А ведь похоже, что скоро совсем не будет пленочных кинотеатров…


А неизвестно. Вы знаете, что, оказывается, все цифровые носители не очень долговечны?

И DCP?

Да, они разлагаются, магнитная буря на солнце или что-то еще – и происходит нарушение сплошного слоя, выпадают какие-то цифры. А самым долговечным носителем оказывается пленка. Вот зачем нужны музеи, синематеки? Я считаю, что музей – это тоже храм. В храме ты видишь фреску. Приходишь домой и видишь репродукцию этой фрески. Замечательно, что теперь можно увидеть репродукцию фильма (движущуюся и в хорошем качестве), но она – репродукция. И если ты захочешь увидеть оригинал, то пойдешь…

…в музей.

В музей или синематеку. Я когда-то предложил присуждать такой приз: независимое малобюджетное произведение, удавшееся на цифре, перевести на пленку. Это сохранит его для вечности.

Очень интересная идея, но она противоположна, казалось бы, очевидной тенденции, и в этом ее оригинальность.

Я не думаю, что она такая уж оригинальная. Она даже банальна. И раз уж мы заговорили об уникальности… Сколько музеев кино может быть в стране? Ну, один-два: в Москве, в Питере, может быть, еще в Екатеринбурге. Кто это сказал? Да сколько угодно может быть музеев кино, в любом региональном или областном центре!

Еще одно маленькое отступление, чтобы понять, как все меняется от новых технологий. У нас уже другое понятие оригинала. В 1991-м году бывшие начальники Бюро пропаганды киноискусства тайно акционировали собственность Союза кинематографистов СССР – в частности, Киноцентр на Пресне, и задолго до атаки Никиты Михалкова над Музеем кино нависла опасность потерять свои помещения, построенные Союзом для нас, или сделать музей частью своего самозванного общества. Я им сразу сказал: "Завтра вам надоест эта деятельность, или вы разоритесь и решите продать наши коллекции, а мы собираем уникальный материал об истории кино для Единого государственного музейного фонда". Мы обратились в Министерство культуры и Госкино, чтобы они взяли над нами шефство, и они защитили нас, слава Богу, – переучредили в государственно-общественную организацию. Но в Министерстве культуры одна дама мне заявила: "Музей кино? И что за мусор вы там собираете? Плакатики, открыточки актеров? Есть Госфильмофонд, вот там хранятся оригиналы – фильмы, которые мы смотрим. А что у вас оригинал?" Я прямо взвился: "Вы думаете, что видите в кино оригиналы? Каждый позитив называется "копией", а оригинал – это негатив, который вы увидеть не можете. Получается, в искусстве кино оригинал не доступен для зрения? Это не абсурд? Абсурд. Значит, давайте думать по-другому". И предложил ей понятие "промежуточного оригинала", что поначалу даже ее напугало. Меж тем в кино множество именно промежуточных оригиналов на пути к фильму как их синтезу.

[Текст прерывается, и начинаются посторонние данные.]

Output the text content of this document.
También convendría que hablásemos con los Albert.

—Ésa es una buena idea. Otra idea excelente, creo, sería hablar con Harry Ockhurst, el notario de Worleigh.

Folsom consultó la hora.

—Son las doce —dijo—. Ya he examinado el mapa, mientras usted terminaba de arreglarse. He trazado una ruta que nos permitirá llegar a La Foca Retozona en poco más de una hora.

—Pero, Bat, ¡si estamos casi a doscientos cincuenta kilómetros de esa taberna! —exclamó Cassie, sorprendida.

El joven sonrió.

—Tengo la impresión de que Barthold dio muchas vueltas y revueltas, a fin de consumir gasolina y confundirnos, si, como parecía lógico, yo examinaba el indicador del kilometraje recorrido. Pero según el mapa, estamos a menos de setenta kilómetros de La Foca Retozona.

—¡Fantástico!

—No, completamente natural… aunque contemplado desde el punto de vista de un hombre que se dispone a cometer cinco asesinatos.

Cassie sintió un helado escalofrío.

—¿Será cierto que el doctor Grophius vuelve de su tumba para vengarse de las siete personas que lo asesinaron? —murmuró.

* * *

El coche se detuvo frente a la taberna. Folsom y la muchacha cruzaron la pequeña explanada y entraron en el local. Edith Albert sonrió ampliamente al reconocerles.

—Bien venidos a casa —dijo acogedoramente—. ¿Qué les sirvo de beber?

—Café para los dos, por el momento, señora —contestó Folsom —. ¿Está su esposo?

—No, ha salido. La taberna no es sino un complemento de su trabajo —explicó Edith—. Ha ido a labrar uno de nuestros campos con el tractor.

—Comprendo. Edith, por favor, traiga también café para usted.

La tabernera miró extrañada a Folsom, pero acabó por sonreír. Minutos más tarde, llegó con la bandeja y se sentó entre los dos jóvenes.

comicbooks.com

Авторское право есть у сценариста, композитора, режиссера. Значит, сценарий, музыка, режиссерская концепция фильма – это юридически признанные оригиналы. До сих пор не признают авторское право художника по декорациям и по костюмам. Но если художник выставляет свой эскиз, который он для фильма нарисовал, как графику в галерее или в музее – тогда он будет автором? А экспликация оператора – по свету, по использованию оптики, по движению камеры – разве это не творчество? Всё это и есть "промежуточные оригиналы", которые соединяются в новый оригинал другого уровня – фильм.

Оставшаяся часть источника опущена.